IBRAOP – Instituto Brasileiro de Auditoria de Obras Públicas, OT-IBR 002/2009 – Obra e Serviço de Engenharia. Primeira edição revisada: válida a partir de 01/07/2010. Disponível em: https://www.ibraop.org.br/wp-content/uploads/2013/06/OT-IBR-02-2009-Ibraop-01-07-10.pdf. Acesso em 21/10/2020.

MORINI, Fernando Celso. O desafio de definir e classificar obra comum e obra especial de engenharia. Nova Lei de Licitações (Lei nº 14.133/2021) [e-book]. Organizado pelo Instituto Brasileiro de Auditoria de Obras Públicas – IBRAOP. 1ª edição.
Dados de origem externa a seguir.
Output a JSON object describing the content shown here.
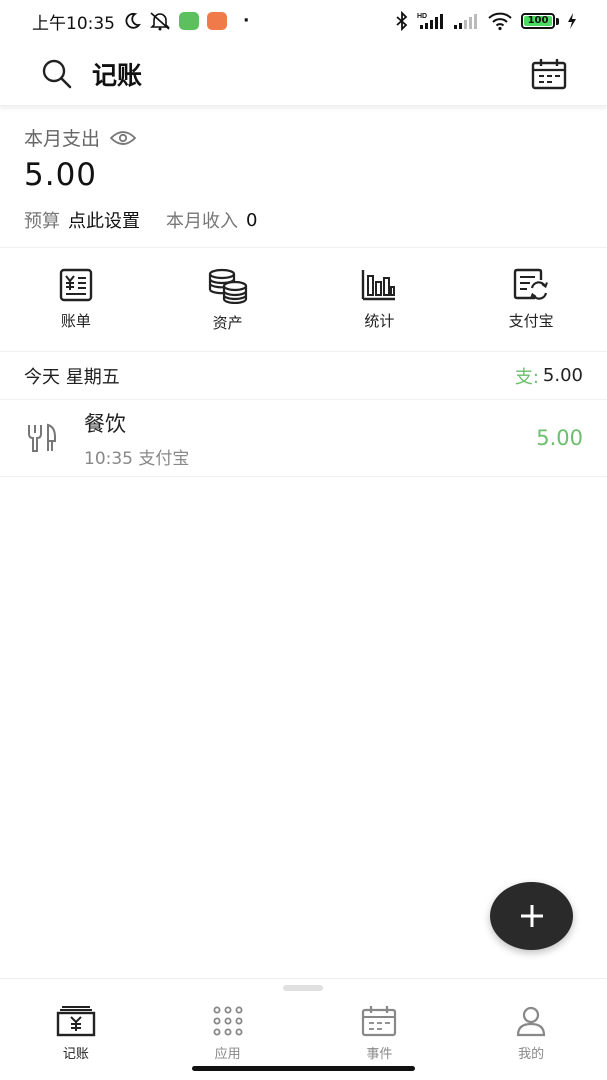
{
  "status_bar": {
    "time": "上午10:35",
    "battery": "100",
    "dot": "·",
    "icons": [
      "moon-icon",
      "bell-muted-icon",
      "green-app-icon",
      "orange-app-icon",
      "bluetooth-icon",
      "signal-hd-icon",
      "signal-icon",
      "wifi-icon",
      "battery-icon",
      "charging-icon"
    ]
  },
  "header": {
    "title": "记账",
    "icons": [
      "search-icon",
      "calendar-icon"
    ]
  },
  "summary": {
    "label": "本月支出",
    "amount": "5.00",
    "budget_label": "预算",
    "budget_action": "点此设置",
    "income_label": "本月收入",
    "income_value": "0"
  },
  "quick_actions": [
    {
      "label": "账单",
      "icon": "bill-icon"
    },
    {
      "label": "资产",
      "icon": "coins-icon"
    },
    {
      "label": "统计",
      "icon": "bar-chart-icon"
    },
    {
      "label": "支付宝",
      "icon": "alipay-sync-icon"
    }
  ],
  "day": {
    "label": "今天 星期五",
    "expense_prefix": "支:",
    "expense_value": "5.00"
  },
  "records": [
    {
      "category": "餐饮",
      "time_account": "10:35 支付宝",
      "amount": "5.00",
      "icon": "fork-knife-icon"
    }
  ],
  "bottom_nav": [
    {
      "label": "记账",
      "icon": "ledger-icon",
      "active": true
    },
    {
      "label": "应用",
      "icon": "apps-grid-icon",
      "active": false
    },
    {
      "label": "事件",
      "icon": "calendar-icon",
      "active": false
    },
    {
      "label": "我的",
      "icon": "person-icon",
      "active": false
    }
  ],
  "colors": {
    "accent_green": "#6cbf6c",
    "fab_bg": "#2a2a2a",
    "text_dark": "#111111",
    "text_muted": "#777777"
  }
}
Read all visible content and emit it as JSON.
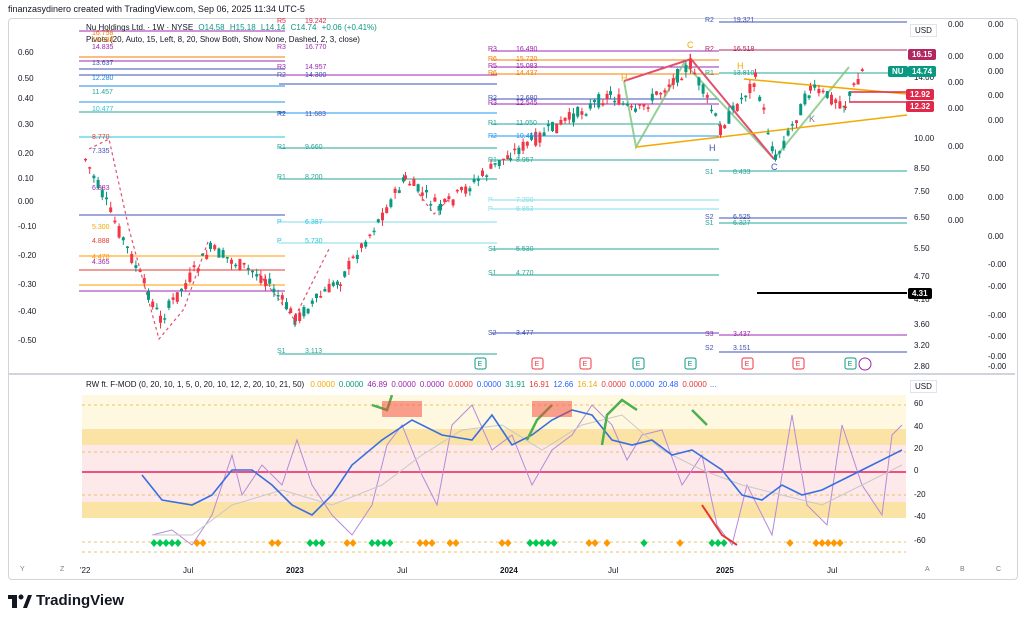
{
  "header": "finanzasydinero created with TradingView.com, Sep 06, 2025 11:34 UTC-5",
  "legend": {
    "symbol": "Nu Holdings Ltd. · 1W · NYSE",
    "o": "O14.58",
    "h": "H15.18",
    "l": "L14.14",
    "c": "C14.74",
    "change": "+0.06 (+0.41%)",
    "pivots": "Pivots (20, Auto, 15, Left, 8, 20, Show Both, Show None, Dashed, 2, 3, close)"
  },
  "indicator_legend": {
    "name": "RW ft. F-MOD (0, 20, 10, 1, 5, 0, 20, 10, 12, 2, 20, 10, 21, 50)",
    "values": [
      "0.0000",
      "0.0000",
      "46.89",
      "0.0000",
      "0.0000",
      "0.0000",
      "0.0000",
      "31.91",
      "16.91",
      "12.66",
      "16.14",
      "0.0000",
      "0.0000",
      "20.48",
      "0.0000"
    ],
    "value_colors": [
      "#f2a900",
      "#089981",
      "#9c27b0",
      "#9c27b0",
      "#9c27b0",
      "#e53935",
      "#2962ff",
      "#089981",
      "#e53935",
      "#2962ff",
      "#f2a900",
      "#e53935",
      "#2962ff",
      "#2962ff",
      "#e53935"
    ],
    "ellipsis": "..."
  },
  "left_axis": [
    "0.60",
    "0.50",
    "0.40",
    "0.30",
    "0.20",
    "0.10",
    "0.00",
    "-0.10",
    "-0.20",
    "-0.30",
    "-0.40",
    "-0.50"
  ],
  "left_axis2": [
    "0.00",
    "0.00",
    "0.00",
    "0.00",
    "0.00",
    "0.00",
    "0.00",
    "0.00",
    "-0.00",
    "-0.00",
    "-0.00",
    "-0.00",
    "-0.00",
    "-0.00",
    "-0.00"
  ],
  "right_axis": [
    "0.00",
    "0.00",
    "0.00",
    "0.00",
    "0.00",
    "0.00",
    "0.00",
    "0.00",
    "-0.00",
    "-0.00",
    "-0.00",
    "-0.00",
    "-0.00",
    "-0.00",
    "-0.00"
  ],
  "price_axis": [
    "USD",
    "14.00",
    "10.00",
    "8.50",
    "7.50",
    "6.50",
    "5.50",
    "4.70",
    "4.10",
    "3.60",
    "3.20",
    "2.80"
  ],
  "price_tags": [
    {
      "text": "16.15",
      "color": "#b2275f"
    },
    {
      "text": "NU",
      "color": "#089981"
    },
    {
      "text": "14.74",
      "color": "#089981"
    },
    {
      "text": "12.92",
      "color": "#e0294a"
    },
    {
      "text": "12.32",
      "color": "#e0294a"
    },
    {
      "text": "4.31",
      "color": "#000000"
    }
  ],
  "indicator_axis": [
    "USD",
    "60",
    "40",
    "20",
    "0",
    "-20",
    "-40",
    "-60"
  ],
  "time_axis": [
    "'22",
    "Jul",
    "2023",
    "Jul",
    "2024",
    "Jul",
    "2025",
    "Jul"
  ],
  "corner": {
    "y": "Y",
    "z": "Z",
    "a": "A",
    "b": "B",
    "c": "C"
  },
  "brand": "TradingView",
  "pivot_labels": [
    {
      "t": "R5",
      "v": "19.242"
    },
    {
      "t": "R3",
      "v": "16.770"
    },
    {
      "t": "R3",
      "v": "14.957"
    },
    {
      "t": "R2",
      "v": "14.300"
    },
    {
      "t": "R2",
      "v": "11.683"
    },
    {
      "t": "R1",
      "v": "9.660"
    },
    {
      "t": "R1",
      "v": "8.200"
    },
    {
      "t": "P",
      "v": "6.387"
    },
    {
      "t": "P",
      "v": "5.730"
    },
    {
      "t": "S1",
      "v": "3.113"
    },
    {
      "t": "R3",
      "v": "16.490"
    },
    {
      "t": "R6",
      "v": "15.720"
    },
    {
      "t": "R5",
      "v": "15.083"
    },
    {
      "t": "R6",
      "v": "14.437"
    },
    {
      "t": "R2",
      "v": "12.680"
    },
    {
      "t": "R3",
      "v": "12.545"
    },
    {
      "t": "R1",
      "v": "11.050"
    },
    {
      "t": "R2",
      "v": "10.450"
    },
    {
      "t": "R1",
      "v": "8.957"
    },
    {
      "t": "P",
      "v": "7.200"
    },
    {
      "t": "P",
      "v": "6.863"
    },
    {
      "t": "S1",
      "v": "5.530"
    },
    {
      "t": "S1",
      "v": "4.770"
    },
    {
      "t": "S2",
      "v": "3.477"
    },
    {
      "t": "R2",
      "v": "19.321"
    },
    {
      "t": "R2",
      "v": "16.518"
    },
    {
      "t": "R1",
      "v": "13.810"
    },
    {
      "t": "S1",
      "v": "8.433"
    },
    {
      "t": "S2",
      "v": "6.525"
    },
    {
      "t": "S1",
      "v": "6.327"
    },
    {
      "t": "S3",
      "v": "3.437"
    },
    {
      "t": "S2",
      "v": "3.151"
    }
  ],
  "left_levels": [
    "16.758",
    "15.338",
    "14.835",
    "13.637",
    "12.280",
    "11.457",
    "10.477",
    "8.770",
    "7.335",
    "6.883",
    "5.300",
    "4.888",
    "4.470",
    "4.365"
  ],
  "pattern_labels": {
    "h1": "H",
    "c1": "C",
    "h2": "H",
    "h3": "H",
    "c2": "C",
    "k": "K"
  },
  "earnings_marker": "E",
  "colors": {
    "up": "#089981",
    "down": "#f23645",
    "pivot_red": "#e0294a",
    "pivot_blue": "#3f51b5",
    "zigzag": "#e05070"
  }
}
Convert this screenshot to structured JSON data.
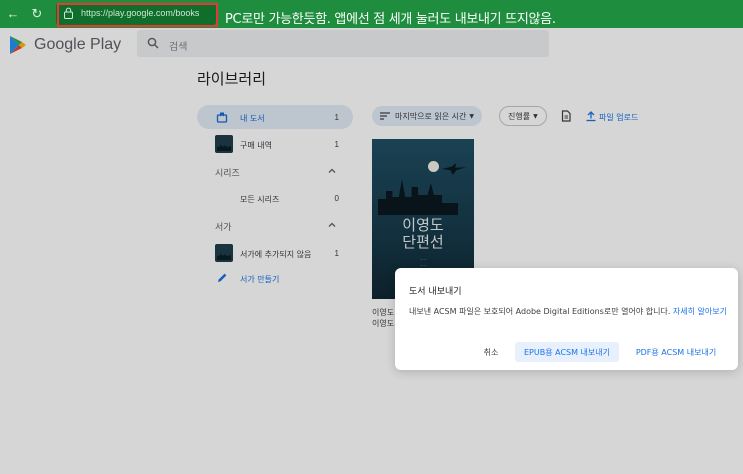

Cuiabá-MT: Carlini & Caniato Editorial, 2021. pg. 32. Disponível em: https://www.ibraop.org.br/Publicacoes/ebook_NLL/. Acesso em 08/10/2021.

Autores: Adriana Cuoco Portugal

Anderson Uliana Rolim

André Pachioni Baeta

Fernando Celso Morini

Guilherme Bride Fernandes

Pedro Jorge Rocha de Oliveira

Pedro Paulo Piovesan de Farias

Rafael Carneiro Di Bello

Aprovação: Diretoria Executiva do Ibraop

Referendo: Condel do Ibraop

Vitória-ES, 30 de dezembro de 2021.

Anderson Uliana Rolim
Presidente do IBRAOP

Acesse AQUI a íntegra da Nota Técnica!


[1] O estudo foi incorporado às págs. 97-98 da PORTARIA–SEGECEX/TCU nº 33, de 7/12/2012, que aprovou o “Roteiro de Auditoria de Obras Públicas”, declarando-o documento público (Fonte: PEREIRA, Gustavo. Auditoria de Engenharia, Tribunal de Contas do Estado de Pernambuco, 2003; disponível em https://portal.tcu.gov.br/lumis/portal/file/fileDownload.jsp?fileId=8A8182A159B6EC170159B7A9382B0701)

[2] https://repositorio.ufpe.br/handle/123456789/5738, acesso em 21 de novembro de 2021.

[3] A exemplo de minicentrais hidrelétricas, abaixo de 1MW.

[4] Uma indicação de doutrina útil pode ser encontrada nas discussões sobre o uso de pregão para obras e serviços de engenharia, dispostas no livro “Obras Públicas – Comentários à Jurisprudência do TCU”, de autoria do Auditor Rafael Jardim Cavalcante e do Ministro Emérito Valmir Campelo, Editora Fórum, 4ª edição, 2018, pp. 658-672.